A long-term study of about 2,000 people in a hospital in Australia has revealed the best way to stop you getting diabetes, the National Health and Medical Research Council said on Monday.
Dr Susan Stokes, a consultant diabetes expert at the National University of Ireland Galway, told the ABC Diabetes Care podcast that for people with type 2 diabetes, insulin is the key treatment option.
“We know that if you take insulin in a steady dose over time, that will lower your risk of developing diabetes,” Dr Stokes said.
“But we don’t know whether it’s a good thing or a bad thing.”
Dr Stokes and her team examined the health of a large group of people who had developed type 2 and were on insulin.
They found people with diabetes who took insulin over the course of about 12 months had a lower risk of diabetes in the subsequent 12 months.
Dr Stoke said it was important to take insulin consistently for people who developed type two diabetes.
“The reason is, if you’re taking insulin intermittently, you may actually be increasing the risk of complications from your diabetes,” she said.
She said insulin was also one of the few drugs that was safe to take at low doses.
“What you’re really doing is getting the drugs into the blood stream,” she explained.
“So, that means you’re increasing the amount of sugar in your blood stream, which is associated with insulin resistance.”

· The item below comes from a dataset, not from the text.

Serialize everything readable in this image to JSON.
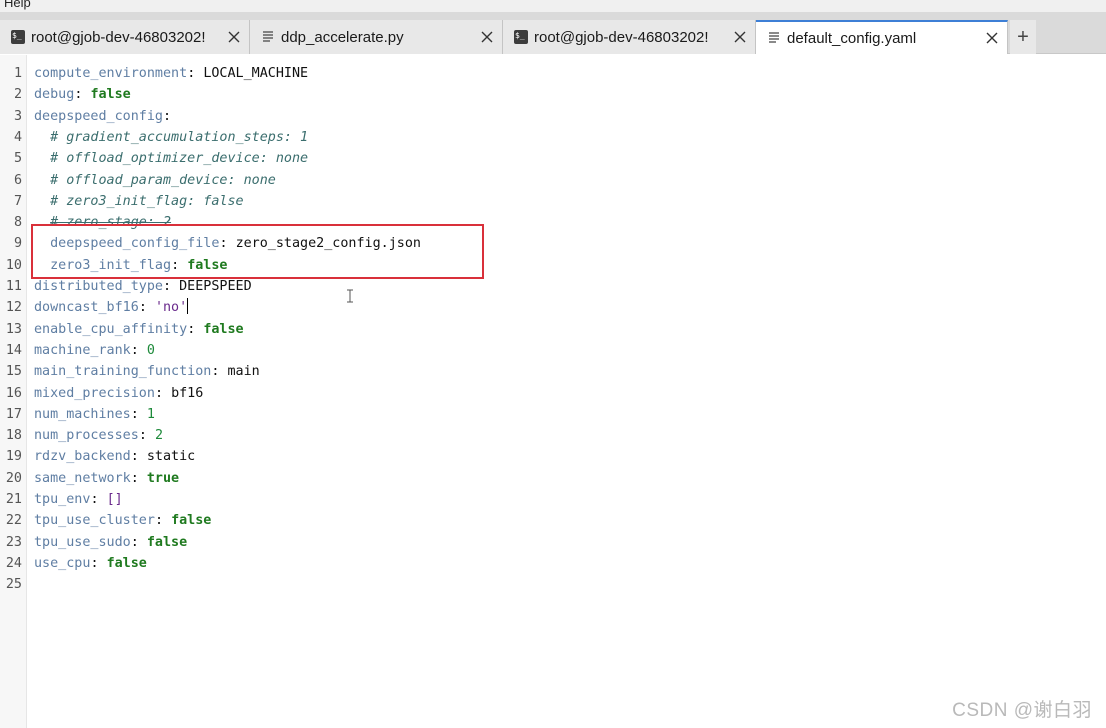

She said that could lead to a condition called “hyperinsulinemia” and, if left untreated, could lead people to develop Type 2 diabetes themselves.
“If you’re not doing that and the insulin is not getting into your blood, you’re at higher risk of being at risk of other things,” she added.

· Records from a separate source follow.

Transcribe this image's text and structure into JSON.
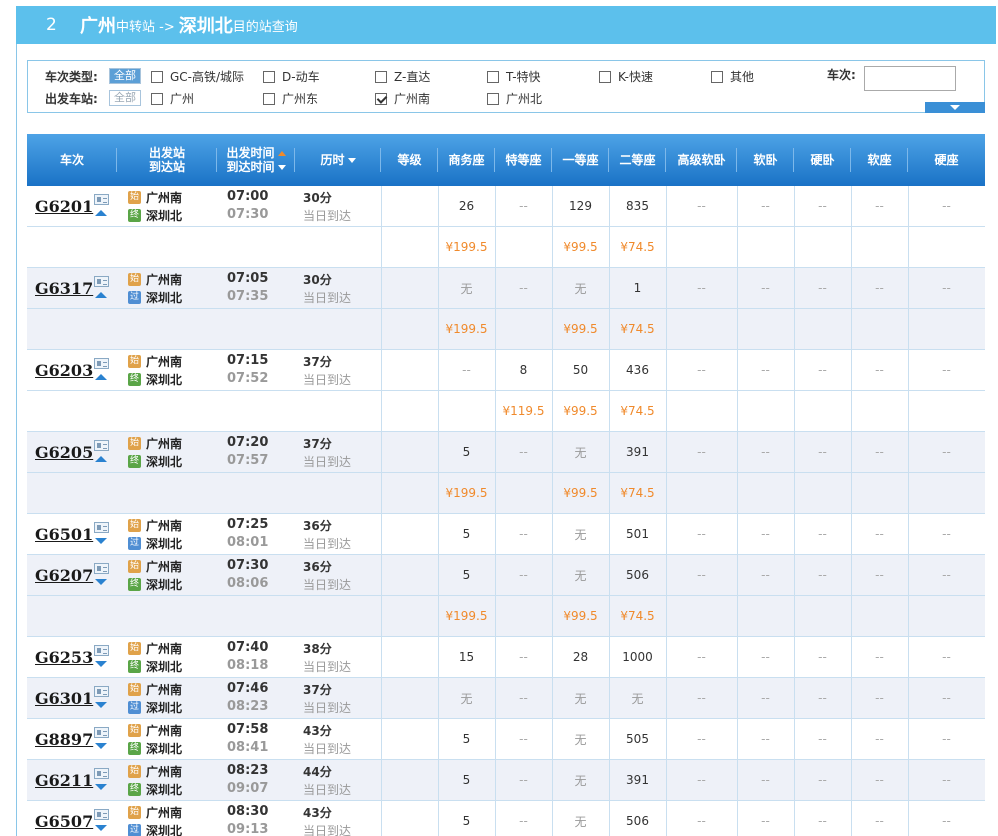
{
  "title": {
    "index": "2",
    "from": "广州",
    "from_suffix": "中转站 ->",
    "to": "深圳北",
    "to_suffix": "目的站查询"
  },
  "filters": {
    "type_label": "车次类型:",
    "station_label": "出发车站:",
    "all_label": "全部",
    "train_no_label": "车次:",
    "train_no_value": "",
    "types": [
      {
        "label": "GC-高铁/城际",
        "checked": false
      },
      {
        "label": "D-动车",
        "checked": false
      },
      {
        "label": "Z-直达",
        "checked": false
      },
      {
        "label": "T-特快",
        "checked": false
      },
      {
        "label": "K-快速",
        "checked": false
      },
      {
        "label": "其他",
        "checked": false
      }
    ],
    "stations": [
      {
        "label": "广州",
        "checked": false
      },
      {
        "label": "广州东",
        "checked": false
      },
      {
        "label": "广州南",
        "checked": true
      },
      {
        "label": "广州北",
        "checked": false
      }
    ]
  },
  "columns": {
    "train": "车次",
    "station_top": "出发站",
    "station_bottom": "到达站",
    "time_top": "出发时间",
    "time_bottom": "到达时间",
    "duration": "历时",
    "level": "等级",
    "seats": [
      "商务座",
      "特等座",
      "一等座",
      "二等座",
      "高级软卧",
      "软卧",
      "硬卧",
      "软座",
      "硬座"
    ]
  },
  "badges": {
    "start": "始",
    "end": "终",
    "pass": "过"
  },
  "same_day": "当日到达",
  "rows": [
    {
      "kind": "train",
      "no": "G6201",
      "dir": "up",
      "from": "广州南",
      "to": "深圳北",
      "end_type": "end",
      "dep": "07:00",
      "arr": "07:30",
      "dur": "30分",
      "seats": [
        "26",
        "--",
        "129",
        "835",
        "--",
        "--",
        "--",
        "--",
        "--"
      ]
    },
    {
      "kind": "price",
      "prices": [
        "¥199.5",
        "",
        "¥99.5",
        "¥74.5",
        "",
        "",
        "",
        "",
        ""
      ]
    },
    {
      "kind": "train",
      "no": "G6317",
      "dir": "up",
      "from": "广州南",
      "to": "深圳北",
      "end_type": "pass",
      "dep": "07:05",
      "arr": "07:35",
      "dur": "30分",
      "seats": [
        "无",
        "--",
        "无",
        "1",
        "--",
        "--",
        "--",
        "--",
        "--"
      ]
    },
    {
      "kind": "price",
      "prices": [
        "¥199.5",
        "",
        "¥99.5",
        "¥74.5",
        "",
        "",
        "",
        "",
        ""
      ]
    },
    {
      "kind": "train",
      "no": "G6203",
      "dir": "up",
      "from": "广州南",
      "to": "深圳北",
      "end_type": "end",
      "dep": "07:15",
      "arr": "07:52",
      "dur": "37分",
      "seats": [
        "--",
        "8",
        "50",
        "436",
        "--",
        "--",
        "--",
        "--",
        "--"
      ]
    },
    {
      "kind": "price",
      "prices": [
        "",
        "¥119.5",
        "¥99.5",
        "¥74.5",
        "",
        "",
        "",
        "",
        ""
      ]
    },
    {
      "kind": "train",
      "no": "G6205",
      "dir": "up",
      "from": "广州南",
      "to": "深圳北",
      "end_type": "end",
      "dep": "07:20",
      "arr": "07:57",
      "dur": "37分",
      "seats": [
        "5",
        "--",
        "无",
        "391",
        "--",
        "--",
        "--",
        "--",
        "--"
      ]
    },
    {
      "kind": "price",
      "prices": [
        "¥199.5",
        "",
        "¥99.5",
        "¥74.5",
        "",
        "",
        "",
        "",
        ""
      ]
    },
    {
      "kind": "train",
      "no": "G6501",
      "dir": "down",
      "from": "广州南",
      "to": "深圳北",
      "end_type": "pass",
      "dep": "07:25",
      "arr": "08:01",
      "dur": "36分",
      "seats": [
        "5",
        "--",
        "无",
        "501",
        "--",
        "--",
        "--",
        "--",
        "--"
      ]
    },
    {
      "kind": "train",
      "no": "G6207",
      "dir": "down",
      "from": "广州南",
      "to": "深圳北",
      "end_type": "end",
      "dep": "07:30",
      "arr": "08:06",
      "dur": "36分",
      "seats": [
        "5",
        "--",
        "无",
        "506",
        "--",
        "--",
        "--",
        "--",
        "--"
      ]
    },
    {
      "kind": "price",
      "prices": [
        "¥199.5",
        "",
        "¥99.5",
        "¥74.5",
        "",
        "",
        "",
        "",
        ""
      ]
    },
    {
      "kind": "train",
      "no": "G6253",
      "dir": "down",
      "from": "广州南",
      "to": "深圳北",
      "end_type": "end",
      "dep": "07:40",
      "arr": "08:18",
      "dur": "38分",
      "seats": [
        "15",
        "--",
        "28",
        "1000",
        "--",
        "--",
        "--",
        "--",
        "--"
      ]
    },
    {
      "kind": "train",
      "no": "G6301",
      "dir": "down",
      "from": "广州南",
      "to": "深圳北",
      "end_type": "pass",
      "dep": "07:46",
      "arr": "08:23",
      "dur": "37分",
      "seats": [
        "无",
        "--",
        "无",
        "无",
        "--",
        "--",
        "--",
        "--",
        "--"
      ]
    },
    {
      "kind": "train",
      "no": "G8897",
      "dir": "down",
      "from": "广州南",
      "to": "深圳北",
      "end_type": "end",
      "dep": "07:58",
      "arr": "08:41",
      "dur": "43分",
      "seats": [
        "5",
        "--",
        "无",
        "505",
        "--",
        "--",
        "--",
        "--",
        "--"
      ]
    },
    {
      "kind": "train",
      "no": "G6211",
      "dir": "down",
      "from": "广州南",
      "to": "深圳北",
      "end_type": "end",
      "dep": "08:23",
      "arr": "09:07",
      "dur": "44分",
      "seats": [
        "5",
        "--",
        "无",
        "391",
        "--",
        "--",
        "--",
        "--",
        "--"
      ]
    },
    {
      "kind": "train",
      "no": "G6507",
      "dir": "down",
      "from": "广州南",
      "to": "深圳北",
      "end_type": "pass",
      "dep": "08:30",
      "arr": "09:13",
      "dur": "43分",
      "seats": [
        "5",
        "--",
        "无",
        "506",
        "--",
        "--",
        "--",
        "--",
        "--"
      ]
    }
  ]
}
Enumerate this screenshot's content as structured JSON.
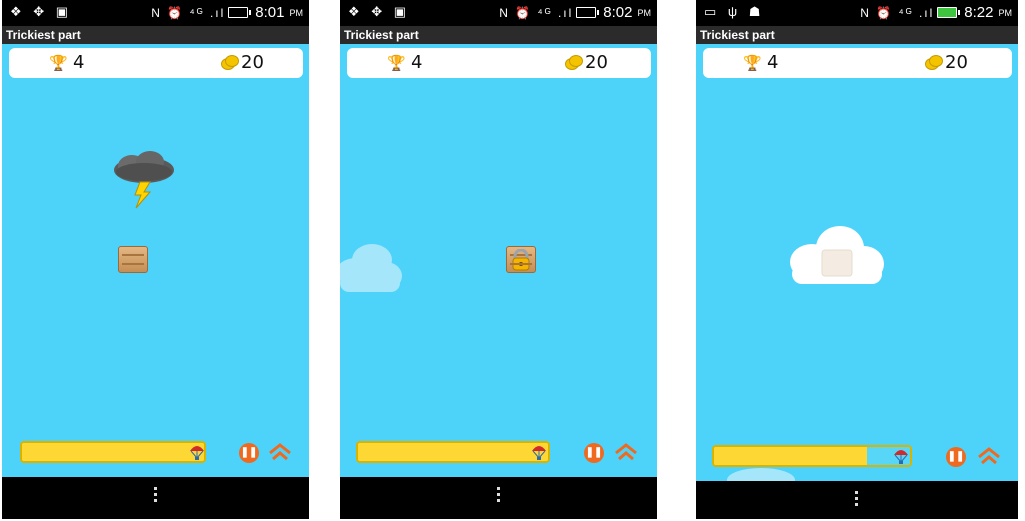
{
  "screens": [
    {
      "status": {
        "left_icons": "❖ ✥ ▣",
        "right_icons": "N ⏰ ⁴ᴳ .ıl",
        "time": "8:01",
        "ampm": "PM",
        "battery": "normal"
      },
      "title": "Trickiest part",
      "score": "4",
      "coins": "20",
      "progress_fraction": 1.0,
      "objects": [
        "storm-cloud",
        "crate"
      ]
    },
    {
      "status": {
        "left_icons": "❖ ✥ ▣",
        "right_icons": "N ⏰ ⁴ᴳ .ıl",
        "time": "8:02",
        "ampm": "PM",
        "battery": "normal"
      },
      "title": "Trickiest part",
      "score": "4",
      "coins": "20",
      "progress_fraction": 1.0,
      "objects": [
        "cloud",
        "locked-crate"
      ]
    },
    {
      "status": {
        "left_icons": "▭ ψ ☗",
        "right_icons": "N ⏰ ⁴ᴳ .ıl",
        "time": "8:22",
        "ampm": "PM",
        "battery": "charging"
      },
      "title": "Trickiest part",
      "score": "4",
      "coins": "20",
      "progress_fraction": 0.78,
      "objects": [
        "cloud-with-crate"
      ]
    }
  ],
  "icons": {
    "trophy": "trophy-icon",
    "coins": "coin-stack-icon",
    "parachute": "parachute-icon",
    "pause": "pause-icon",
    "home": "home-icon",
    "menu": "overflow-menu-icon"
  },
  "colors": {
    "sky": "#4dd2fa",
    "progress": "#fdd835",
    "accent": "#ef6a1f",
    "coin": "#f5c400"
  }
}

Dr James Hughes, an expert in insulin metabolism at the University of New South Wales, said people who took more insulin for longer periods were more likely to develop diabetes over time.
“For example, if your glucose is at an elevated level, you are less likely to get complications from insulin resistance,” he said.”[But] if you’ve been taking insulin for more than 12 months, that increase in risk can be greater.”
Dr Hughes said the long-acting beta blocker, niacinamide, had been shown to be safe in large trials.
“In my view, the safest treatment for diabetes is to take a longer-acting [beta blocker] medication,” he told the podcast.
“Niacin, the long acting beta blocker is the best treatment option.”
Dr James also said there was some evidence that the longer-term use of beta blockers could lead a person to develop the condition type 2.
Dr Hughes noted that the National Institute of Health had been working on research into long-lasting beta blockers for many years, and that it was hoped that one would be available within two years.
Dr George Trenholm, a researcher at the Queensland University of Technology in Brisbane, said there had been some positive results from studies of long-stay beta blockers.
“There is some evidence suggesting that beta blockers can be longer-lasting than insulin in reducing risk of type 2 Diabetes,” Dr Trenhammer told the Australian Diabetes Association podcast.
He said there were some issues with the research, but that there was enough evidence to warrant a longer term trial.
“It is not clear that the use of longer-lived beta blockers has the same safety profile as that of insulin,” he added.
“And so we need to continue to look at this.”